Nash’s output of solo albums over the decades ahead, while they exist in their own time and space, are nonetheless informed to an extent by the presence in his life of his three dynamic musical partners in CSNY. The most resilient, long-lived and productive partnership to emerge from the CSNY camp was launched (before Nash’s Wild Tales) with the eponymously titled Graham Nash/David Crosby (1972), bookended by Nash’s “Southbound Train” as the opening track and “Immigration Man” as the closer. The duo contributed further to the soundtrack of the ’70s on their back-to-back Lps, Wind On the Water (1975) and Whistling Down the Wire (1976).
On the CSN reunion studio album (1977), Nash took top honors with “Just A Song Before I Go” (written in the space of one hour, and a Top 10 hit single). Lightning struck once more on CSN’s Daylight Again (1982), on which Nash penned the group’s second (and final) Top 10 hit, “Wasted On the Way,” lamenting the energy, time and love lost by the group due to years of internecine quarrels. There would be five subsequent album projects in the group’s canon, up through the most recent CSN 2012 live double-CD/DVD package.

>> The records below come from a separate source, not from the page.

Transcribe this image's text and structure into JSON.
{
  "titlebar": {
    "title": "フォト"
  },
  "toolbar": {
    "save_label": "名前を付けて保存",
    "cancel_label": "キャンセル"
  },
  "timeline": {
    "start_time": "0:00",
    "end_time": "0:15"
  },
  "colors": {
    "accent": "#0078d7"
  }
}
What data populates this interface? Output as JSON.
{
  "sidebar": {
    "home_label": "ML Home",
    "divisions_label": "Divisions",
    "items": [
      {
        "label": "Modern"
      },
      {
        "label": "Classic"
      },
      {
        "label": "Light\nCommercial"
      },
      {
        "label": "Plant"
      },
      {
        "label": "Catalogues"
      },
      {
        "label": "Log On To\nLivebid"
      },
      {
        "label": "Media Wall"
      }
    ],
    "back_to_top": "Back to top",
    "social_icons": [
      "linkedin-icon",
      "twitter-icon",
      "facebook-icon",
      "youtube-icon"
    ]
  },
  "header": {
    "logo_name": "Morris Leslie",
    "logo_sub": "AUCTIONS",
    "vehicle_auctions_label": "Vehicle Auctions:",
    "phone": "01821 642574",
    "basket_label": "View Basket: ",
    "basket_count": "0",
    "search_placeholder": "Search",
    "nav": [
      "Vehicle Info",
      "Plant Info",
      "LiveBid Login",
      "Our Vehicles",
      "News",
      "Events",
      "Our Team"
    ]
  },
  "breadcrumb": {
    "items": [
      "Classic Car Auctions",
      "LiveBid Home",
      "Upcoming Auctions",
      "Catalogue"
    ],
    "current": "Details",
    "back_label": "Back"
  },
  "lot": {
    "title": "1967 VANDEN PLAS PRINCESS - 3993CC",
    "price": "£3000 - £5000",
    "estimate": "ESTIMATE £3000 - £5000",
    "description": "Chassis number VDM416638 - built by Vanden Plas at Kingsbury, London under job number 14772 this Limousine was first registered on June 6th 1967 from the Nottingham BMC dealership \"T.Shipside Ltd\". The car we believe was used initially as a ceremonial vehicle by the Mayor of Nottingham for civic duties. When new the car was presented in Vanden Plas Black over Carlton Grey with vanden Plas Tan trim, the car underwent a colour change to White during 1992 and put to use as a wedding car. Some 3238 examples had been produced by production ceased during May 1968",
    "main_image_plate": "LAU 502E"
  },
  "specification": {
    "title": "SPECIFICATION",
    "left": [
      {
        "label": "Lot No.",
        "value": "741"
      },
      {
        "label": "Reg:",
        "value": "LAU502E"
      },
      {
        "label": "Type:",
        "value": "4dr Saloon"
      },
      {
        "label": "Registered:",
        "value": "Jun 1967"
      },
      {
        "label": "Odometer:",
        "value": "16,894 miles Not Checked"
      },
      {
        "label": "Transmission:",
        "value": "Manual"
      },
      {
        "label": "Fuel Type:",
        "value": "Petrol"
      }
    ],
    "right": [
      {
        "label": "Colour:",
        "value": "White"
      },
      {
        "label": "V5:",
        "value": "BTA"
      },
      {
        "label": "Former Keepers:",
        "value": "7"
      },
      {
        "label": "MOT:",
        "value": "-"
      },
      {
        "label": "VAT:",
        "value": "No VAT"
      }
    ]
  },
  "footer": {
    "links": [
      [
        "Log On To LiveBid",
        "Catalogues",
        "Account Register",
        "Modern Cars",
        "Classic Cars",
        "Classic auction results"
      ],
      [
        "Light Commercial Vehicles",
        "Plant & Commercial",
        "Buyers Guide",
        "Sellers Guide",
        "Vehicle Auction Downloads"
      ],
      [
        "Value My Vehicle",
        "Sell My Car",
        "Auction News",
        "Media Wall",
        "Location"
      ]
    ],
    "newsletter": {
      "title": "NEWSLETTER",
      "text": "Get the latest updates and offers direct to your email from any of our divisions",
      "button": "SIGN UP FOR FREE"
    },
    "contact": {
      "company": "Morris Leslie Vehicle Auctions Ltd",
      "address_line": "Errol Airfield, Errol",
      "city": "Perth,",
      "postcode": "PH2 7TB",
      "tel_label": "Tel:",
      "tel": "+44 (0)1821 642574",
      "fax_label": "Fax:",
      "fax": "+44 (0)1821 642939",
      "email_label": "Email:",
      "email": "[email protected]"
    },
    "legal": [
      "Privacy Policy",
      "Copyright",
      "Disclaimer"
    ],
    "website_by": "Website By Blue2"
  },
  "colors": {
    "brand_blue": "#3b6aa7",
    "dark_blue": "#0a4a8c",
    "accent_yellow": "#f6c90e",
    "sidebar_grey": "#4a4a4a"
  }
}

Nash’s passionate voice is frequently heard in support of peace, and social and environmental justice. The No Nukes/Musicians United for Safe Energy (MUSE) concerts he organized with Jackson Browne and Bonnie Raitt in 1979 remain seminal benefit events. In 2011, Nash was instrumental in bringing MUSE back to the forefront with a concert to benefit Japan disaster relief and groups promoting non-nuclear energy worldwide. That same year, he and Crosby were among the many musicians who made their way to the Occupy Wall Street actions in lower Manhattan.
In September 2013, Nash published his long-awaited autobiography, aptly titled Wild Tales, which delivers an engrossing, no-holds-barred look back at his remarkable career and the music that defined a generation. The book landed him on the New York Times Best Sellers list and was released in paperback in late 2014.
In recognition for his contributions as a musician and philanthropist, Nash was appointed an Officer of the Order of the British Empire (OBE) by Queen Elizabeth. While continually building his musical legacy, Nash is also an internationally renowned photographer and visual artist. With his photography, Nash has drawn honors including the New York Institute of Technology’s Arts & Technology Medal and Honorary Doctorate of Humane Letters and the Hollywood Film Festival’s inaugural Hollywood Visionary Cyber Award.
A photographer since the age of ten, Nash’s photos have been shown in galleries and museums worldwide. His company Nash Editions’ original IRIS 3047 digital printer and one of its first published works—Nash’s 1969 portrait of David Crosby— is now housed in the National Museum of American History at the Smithsonian Institution. A collection of his photos is featured in the book A Life in Focus: The Photography of Graham Nash which was released in November 2021 by Insight Editions.
Nash’s lifelong commitment to his work is unwavering. His inspiration is simple: “All the things we stood for, that love is better than hatred, that peace is better than war, that we have to take care of our fellow human beings, because that’s all we have on this planet – those things are still true today. I need to know that I’ve brought something into the world that was positive and not negative.”